It has been eleven glorious months of breastfeeding. The beginning was stressful, but isn’t everything new always stressful? Once we found our groove, Z Nugg and I just took off. Nursing became a part of our normal life. I pushed my comfort boundaries, something I would have never dared to do with Little Nugget. I nursed in restaurants, parks, while hiking, shopping, in cars, and in stores, and I only received words of wisdom, affirmation, and support. But, as with every relationship, there is a point of evolution. A point of growth, if you will.
There was a four-day streak where Z Nugg did not nurse due to teething. I lied to myself by thinking short and dry things like, “That was fun while it lasted,” or “That was a good run”; however, I would offer her my breast while thinking this. (Hey, I saw a window of opportunity and did something about it. Can you blame me?) Finally, when she nursed again, my guard came down. I was able to acknowledge that I would have been sad had it ended “so soon,” which made me question, well, when will it be long enough? It’s not that I want it to end—just the opposite actually—but I also don’t want to feel as sad as I did with Little Nugget or sad at all, so this is me attempting to be proactive.
Being conscious—and grateful—of how long Z Nugg has nursed, and seeing how seldom her nursing happens now, I want to acknowledge the relationship and make peace with the fact that it can soon be over. I guess you can say, I want there to be closure before the relationship ends. I think this will allow me to feel that we—Z Nugg and I—mutually decided to part ways instead of Z Nugg “breaking up” with me. (Hmmm…I see how this may sound a little dramatic. Another win for the reflection that comes when writing.)
My baby girl,
You just nursed. I laid you back down and am now writing you this letter to express my gratitude for our breastfeeding relationship.
As I cradled you and fed you in my arms tonight, I felt the oxytocin exhilarate my body. I miss that feeling, and am happy I got to feel it once again. The rush helped me acknowledge how blessed I am to still have the ability to feed you with my bosom, and even more blessed to be able to cradle you in my arms as we rock back and forth.
I could easily just hand you your bottle so you can put yourself to bed, and for the most part, you do now, but you continue to bless my mama heart with one to two nursing sessions a night. For this, I thank you.
It’s been a beautiful eleven months.
My favorite time to nurse you is right before I go to bed. I don’t always get to because you’re trying to find your new routine, but when I do, I soak it up as much as my busy brain allows me to. The darkness of the room and the way our environment has quieted makes me feel safe, especially with you in my arms.

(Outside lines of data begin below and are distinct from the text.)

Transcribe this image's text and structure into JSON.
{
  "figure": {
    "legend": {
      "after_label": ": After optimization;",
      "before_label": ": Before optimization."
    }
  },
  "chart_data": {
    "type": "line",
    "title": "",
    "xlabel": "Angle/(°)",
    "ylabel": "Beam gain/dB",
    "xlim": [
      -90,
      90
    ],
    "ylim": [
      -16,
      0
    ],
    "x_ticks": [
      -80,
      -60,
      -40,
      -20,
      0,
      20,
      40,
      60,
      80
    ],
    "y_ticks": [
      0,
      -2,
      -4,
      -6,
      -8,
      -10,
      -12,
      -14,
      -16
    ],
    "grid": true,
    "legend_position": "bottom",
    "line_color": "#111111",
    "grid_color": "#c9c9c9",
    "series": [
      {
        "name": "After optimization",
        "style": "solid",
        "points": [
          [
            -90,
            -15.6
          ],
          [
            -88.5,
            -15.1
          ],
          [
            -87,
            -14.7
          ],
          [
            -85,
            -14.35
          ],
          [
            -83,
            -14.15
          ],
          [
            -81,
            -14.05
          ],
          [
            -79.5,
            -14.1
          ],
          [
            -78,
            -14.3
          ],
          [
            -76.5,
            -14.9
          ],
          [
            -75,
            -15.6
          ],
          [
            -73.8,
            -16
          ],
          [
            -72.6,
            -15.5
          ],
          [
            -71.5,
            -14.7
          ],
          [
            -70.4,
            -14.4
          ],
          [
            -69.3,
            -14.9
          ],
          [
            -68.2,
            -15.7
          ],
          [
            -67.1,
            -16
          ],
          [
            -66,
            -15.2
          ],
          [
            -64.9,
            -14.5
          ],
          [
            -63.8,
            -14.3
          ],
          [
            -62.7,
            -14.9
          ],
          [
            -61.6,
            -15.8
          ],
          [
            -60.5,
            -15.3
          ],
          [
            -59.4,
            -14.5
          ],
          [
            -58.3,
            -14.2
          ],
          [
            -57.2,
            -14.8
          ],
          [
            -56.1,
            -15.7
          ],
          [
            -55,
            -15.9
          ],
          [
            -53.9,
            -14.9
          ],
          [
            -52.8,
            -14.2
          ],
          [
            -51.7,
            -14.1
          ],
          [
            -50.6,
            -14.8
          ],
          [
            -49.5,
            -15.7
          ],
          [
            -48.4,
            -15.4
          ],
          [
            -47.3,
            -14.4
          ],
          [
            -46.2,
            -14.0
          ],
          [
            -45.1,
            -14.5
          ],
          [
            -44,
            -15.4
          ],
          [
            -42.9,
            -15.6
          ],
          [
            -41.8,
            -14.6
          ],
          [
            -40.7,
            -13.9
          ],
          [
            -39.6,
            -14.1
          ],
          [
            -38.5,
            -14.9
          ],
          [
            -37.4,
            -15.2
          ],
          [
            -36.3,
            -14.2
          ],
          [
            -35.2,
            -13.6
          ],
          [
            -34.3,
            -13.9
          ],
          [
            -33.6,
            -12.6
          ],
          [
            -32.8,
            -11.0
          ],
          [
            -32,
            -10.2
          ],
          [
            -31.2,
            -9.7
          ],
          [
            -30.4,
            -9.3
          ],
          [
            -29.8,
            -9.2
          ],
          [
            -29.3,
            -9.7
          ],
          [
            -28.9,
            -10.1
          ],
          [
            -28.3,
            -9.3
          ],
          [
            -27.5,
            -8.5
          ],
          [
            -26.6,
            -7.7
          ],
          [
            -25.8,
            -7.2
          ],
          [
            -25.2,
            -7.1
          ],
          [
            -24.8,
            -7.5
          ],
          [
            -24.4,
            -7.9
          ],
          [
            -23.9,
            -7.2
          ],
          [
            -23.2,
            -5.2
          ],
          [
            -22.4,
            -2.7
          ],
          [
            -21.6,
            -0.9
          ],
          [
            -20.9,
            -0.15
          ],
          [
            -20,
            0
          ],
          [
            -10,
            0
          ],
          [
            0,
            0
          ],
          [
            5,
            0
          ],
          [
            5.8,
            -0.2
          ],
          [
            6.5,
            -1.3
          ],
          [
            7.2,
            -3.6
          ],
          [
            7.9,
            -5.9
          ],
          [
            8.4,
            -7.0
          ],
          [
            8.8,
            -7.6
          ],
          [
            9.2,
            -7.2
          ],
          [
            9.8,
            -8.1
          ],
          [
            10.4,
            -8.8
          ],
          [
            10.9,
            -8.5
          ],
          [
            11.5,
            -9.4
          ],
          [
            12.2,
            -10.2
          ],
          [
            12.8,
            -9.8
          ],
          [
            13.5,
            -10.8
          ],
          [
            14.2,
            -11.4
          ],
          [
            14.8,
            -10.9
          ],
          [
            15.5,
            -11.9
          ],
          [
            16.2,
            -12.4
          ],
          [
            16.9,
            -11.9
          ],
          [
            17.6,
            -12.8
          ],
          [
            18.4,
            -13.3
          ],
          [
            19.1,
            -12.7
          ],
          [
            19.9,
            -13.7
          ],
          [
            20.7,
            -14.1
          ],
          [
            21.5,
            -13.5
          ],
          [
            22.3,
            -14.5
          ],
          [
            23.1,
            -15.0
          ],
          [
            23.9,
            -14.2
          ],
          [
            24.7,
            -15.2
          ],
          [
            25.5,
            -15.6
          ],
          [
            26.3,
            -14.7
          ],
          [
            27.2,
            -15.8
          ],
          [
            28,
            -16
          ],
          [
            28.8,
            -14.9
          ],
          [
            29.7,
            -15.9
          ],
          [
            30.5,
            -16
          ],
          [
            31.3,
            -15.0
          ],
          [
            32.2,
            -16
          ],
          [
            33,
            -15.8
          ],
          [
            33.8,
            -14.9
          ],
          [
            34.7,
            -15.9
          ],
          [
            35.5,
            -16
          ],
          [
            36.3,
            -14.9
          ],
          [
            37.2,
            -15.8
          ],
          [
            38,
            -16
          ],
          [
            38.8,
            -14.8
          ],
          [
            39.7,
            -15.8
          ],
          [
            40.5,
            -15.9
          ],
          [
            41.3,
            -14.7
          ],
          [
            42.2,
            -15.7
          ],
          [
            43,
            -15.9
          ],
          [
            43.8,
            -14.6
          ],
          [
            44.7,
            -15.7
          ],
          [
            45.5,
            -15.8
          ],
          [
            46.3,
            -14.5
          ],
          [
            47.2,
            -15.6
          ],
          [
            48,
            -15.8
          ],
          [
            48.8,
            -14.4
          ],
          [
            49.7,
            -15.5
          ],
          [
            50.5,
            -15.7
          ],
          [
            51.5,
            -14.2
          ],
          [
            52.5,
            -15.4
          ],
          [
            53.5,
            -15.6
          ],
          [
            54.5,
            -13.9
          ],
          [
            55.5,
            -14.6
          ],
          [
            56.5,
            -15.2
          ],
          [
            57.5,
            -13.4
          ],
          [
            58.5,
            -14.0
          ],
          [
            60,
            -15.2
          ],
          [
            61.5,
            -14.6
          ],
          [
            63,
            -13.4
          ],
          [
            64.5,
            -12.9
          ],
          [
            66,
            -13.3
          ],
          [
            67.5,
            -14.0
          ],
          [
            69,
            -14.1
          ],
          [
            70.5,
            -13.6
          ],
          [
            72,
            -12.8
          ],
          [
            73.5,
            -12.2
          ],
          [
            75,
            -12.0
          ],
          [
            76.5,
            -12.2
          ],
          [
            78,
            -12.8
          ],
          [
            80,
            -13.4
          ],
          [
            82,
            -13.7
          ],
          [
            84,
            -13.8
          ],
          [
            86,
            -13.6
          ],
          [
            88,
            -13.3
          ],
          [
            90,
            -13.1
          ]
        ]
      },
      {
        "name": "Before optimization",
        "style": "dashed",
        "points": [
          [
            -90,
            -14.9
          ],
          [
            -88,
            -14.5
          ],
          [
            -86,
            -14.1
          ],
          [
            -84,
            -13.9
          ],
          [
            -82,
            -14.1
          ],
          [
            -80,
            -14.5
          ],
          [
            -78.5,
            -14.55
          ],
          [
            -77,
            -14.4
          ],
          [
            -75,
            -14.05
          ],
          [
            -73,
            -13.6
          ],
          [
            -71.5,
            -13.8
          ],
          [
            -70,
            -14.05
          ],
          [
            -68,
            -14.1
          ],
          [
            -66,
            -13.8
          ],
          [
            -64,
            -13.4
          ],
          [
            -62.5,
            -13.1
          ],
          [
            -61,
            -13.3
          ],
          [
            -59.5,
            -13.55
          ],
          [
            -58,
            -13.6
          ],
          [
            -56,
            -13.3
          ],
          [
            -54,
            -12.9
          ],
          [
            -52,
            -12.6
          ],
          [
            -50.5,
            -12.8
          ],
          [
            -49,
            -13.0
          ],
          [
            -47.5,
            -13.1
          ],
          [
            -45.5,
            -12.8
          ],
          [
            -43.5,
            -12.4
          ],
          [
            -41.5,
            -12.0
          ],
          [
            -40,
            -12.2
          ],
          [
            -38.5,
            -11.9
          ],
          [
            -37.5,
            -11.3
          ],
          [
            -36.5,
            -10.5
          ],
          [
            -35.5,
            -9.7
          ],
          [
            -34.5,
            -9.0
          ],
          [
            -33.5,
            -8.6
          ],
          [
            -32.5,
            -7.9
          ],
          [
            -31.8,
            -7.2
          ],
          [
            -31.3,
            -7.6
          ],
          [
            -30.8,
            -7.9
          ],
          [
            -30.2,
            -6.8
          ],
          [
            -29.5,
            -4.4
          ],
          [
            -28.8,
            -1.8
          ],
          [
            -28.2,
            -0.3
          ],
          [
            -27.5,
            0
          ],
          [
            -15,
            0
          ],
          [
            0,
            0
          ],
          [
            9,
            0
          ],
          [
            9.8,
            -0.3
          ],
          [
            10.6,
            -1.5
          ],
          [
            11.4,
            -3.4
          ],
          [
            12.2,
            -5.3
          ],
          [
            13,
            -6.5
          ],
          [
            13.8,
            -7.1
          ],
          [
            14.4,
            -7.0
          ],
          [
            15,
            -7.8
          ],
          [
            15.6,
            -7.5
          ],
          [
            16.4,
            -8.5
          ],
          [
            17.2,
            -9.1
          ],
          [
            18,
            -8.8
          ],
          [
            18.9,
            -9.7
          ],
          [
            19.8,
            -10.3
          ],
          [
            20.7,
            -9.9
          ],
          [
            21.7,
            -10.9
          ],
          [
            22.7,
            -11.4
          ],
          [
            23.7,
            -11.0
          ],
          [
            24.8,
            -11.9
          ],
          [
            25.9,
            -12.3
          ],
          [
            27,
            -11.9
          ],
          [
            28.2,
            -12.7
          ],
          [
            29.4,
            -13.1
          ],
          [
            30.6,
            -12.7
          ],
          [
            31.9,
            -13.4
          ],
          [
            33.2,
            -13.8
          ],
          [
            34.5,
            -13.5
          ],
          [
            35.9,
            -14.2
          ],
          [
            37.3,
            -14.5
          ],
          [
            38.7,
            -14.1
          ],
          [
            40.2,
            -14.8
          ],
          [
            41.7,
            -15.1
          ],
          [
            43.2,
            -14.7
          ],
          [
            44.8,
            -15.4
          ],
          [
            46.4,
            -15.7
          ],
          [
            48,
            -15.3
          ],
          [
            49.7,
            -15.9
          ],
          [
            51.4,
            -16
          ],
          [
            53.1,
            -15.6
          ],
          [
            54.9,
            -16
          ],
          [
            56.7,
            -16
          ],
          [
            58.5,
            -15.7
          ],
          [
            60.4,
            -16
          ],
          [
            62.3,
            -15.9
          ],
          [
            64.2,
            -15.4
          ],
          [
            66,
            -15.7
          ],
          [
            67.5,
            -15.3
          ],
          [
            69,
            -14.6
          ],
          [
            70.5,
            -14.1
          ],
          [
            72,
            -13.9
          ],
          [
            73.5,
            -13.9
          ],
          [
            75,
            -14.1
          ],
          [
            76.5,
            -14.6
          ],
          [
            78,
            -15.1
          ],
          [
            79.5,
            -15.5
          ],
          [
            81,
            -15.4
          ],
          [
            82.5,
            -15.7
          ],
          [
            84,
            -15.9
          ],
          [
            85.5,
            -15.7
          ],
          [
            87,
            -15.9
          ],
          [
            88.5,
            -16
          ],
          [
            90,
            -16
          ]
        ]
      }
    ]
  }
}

I never want to forget your breathing pattern while you nurse, your loud breathing affirms my ability to mother you over and over again. I never want to forget the way you squirm when I caress your head, I like feeling the shape of your head because it reminds me of your birth. I never want to forget the way my nipple hangs on the tip of your bottom lip when you’ve fallen asleep while nursing, it’s still one of my favorite and most satisfying sights to see.
All of these little details, I want you to know, are what is important to me. Regardless of what I may stress out about, the only thing that I truly need from you is your healthy self. You are enough just as your are.
Thank you, baby girl, for existing in my life. You were perfectly made by God, and entrusted to me. There’s no greater honor than to be your and your brother’s mom.